Ersatzteilaufschläge bei fiktiver Abrechnung

Auch Wertminderung war wie vom Sachverständigen ermittelt zu ersetzen

14.10.2011 | Autor: autorechtaktuell.de

Das Amtsgericht (AG) Halle (Saale) hielt vorliegend (Urteil vom 23.09.2011, AZ: 93 C 1239/11) die im Sachverständigengutachten berücksichtigten Ersatzteilaufschläge (sog. UPE-Zuschläge) für gerechtfertigt und auch bei fiktiver Abrechnung für erstattungsfähig. Hierzu führt das Gericht aus, es sei nun mal das Wesen der vom Gesetz zugelassenen fiktiven Abrechnung, dass Kosten abgerechnet werden, die nicht angefallen sind. Von diesem Grundsatz ist lediglich die Erstattung der Mehrwertsteuer ausdrücklich ausgenommen. Gleiches gilt daher grundsätzlich auch für Verbringungskosten.

Eine Wertminderung ist zu ersetzen, unabhängig davon, ob nach der Instandsetzung „objektiv wahrnehmbare Mängel“ verbleiben würden oder nicht, denn die Tatsache des (auch reparierten) Vorschadens als solche wird von potenziellen Käufern misstrauisch betrachtet und senkt daher den Wert des Fahrzeuges.

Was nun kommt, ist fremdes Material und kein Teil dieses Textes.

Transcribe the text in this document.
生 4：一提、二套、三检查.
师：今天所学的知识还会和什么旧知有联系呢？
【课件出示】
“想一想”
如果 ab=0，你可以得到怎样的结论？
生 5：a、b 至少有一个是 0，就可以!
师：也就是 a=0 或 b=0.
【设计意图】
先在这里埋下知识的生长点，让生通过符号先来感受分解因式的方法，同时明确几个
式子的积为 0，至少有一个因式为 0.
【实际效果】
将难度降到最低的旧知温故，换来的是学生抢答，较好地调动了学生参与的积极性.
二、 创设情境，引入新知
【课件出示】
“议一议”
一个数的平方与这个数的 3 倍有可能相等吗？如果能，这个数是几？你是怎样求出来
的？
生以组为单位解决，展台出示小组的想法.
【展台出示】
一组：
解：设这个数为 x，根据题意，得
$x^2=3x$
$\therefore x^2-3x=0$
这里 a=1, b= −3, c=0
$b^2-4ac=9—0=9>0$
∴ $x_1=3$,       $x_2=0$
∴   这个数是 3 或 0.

Auch das Sachverständigenhonorar wurde vorliegend – als zum erforderlichen Herstellungsaufwand gem. § 249 Abs. 2 Satz 1 BGB gehörend – in voller Höhe zugesprochen. Solange für den Geschädigten als Laien nicht erkennbar ist, dass der Sachverständige sein Honorar geradezu willkürlich festsetzt, Preis und Leistung in einem auffälligen Missverhältnis zueinander stehen oder dem Geschädigten selbst ein Auswahlverschulden zur Last fällt, ist diese Position voll erstattungsfähig.

Eine Pflicht zur Einholung verschiedener Vergleichsangebote gibt es bei der Beauftragung eines Sachverständigen gerade nicht. Der Geschädigte muss vor Erteilung des Gutachterauftrages keine „Marktforschung“ betreiben, so lange für ihn als Laien nicht erkennbar ist, dass der Sachverständige seine Vergütung geradezu willkürlich ansetzt.

Die Klage war insoweit erfolgreich.

Auszug aus der Urteilsbegründung

Die Beklagte muss die restlichen (fiktiven) Reparaturkosten laut Gutachten des Sachverständigenbüros … bezahlen. Der Sachverständige hat hierbei zu Recht Ersatzteilaufschläge berücksichtigt. Dass diese zum erforderlichen Herstellungsaufwand gemäß § 249 Abs. 2 Satz 1 BGB gehören, ergibt sich aus der von dem Kläger vorgelegten Gutachten. Dass diese Kosten noch nicht angefallen sind, ist unerheblich, denn es ist nun einmal das Wesen der vom Gesetz zugelassenen fiktiven Abrechnung, dass Kosten abgerechnet werden, die nicht angefallen sind. Aus § 249 Abs. 2 Satz 2 BGB, der die Erstattung der Mehrwertsteuer im Falle der fiktiven Abrechnung ausdrücklich ausschließt, folgt im Umkehrschluss, dass andere erforderliche, aber noch nicht angefallene, Kosten bei der fiktiven Abrechnung erstatten werden müssen. Gleiches gilt um übrigen für die oft umstrittenen, wenn auch vorliegend nicht streitgegenständlichen, Verbringungskosten.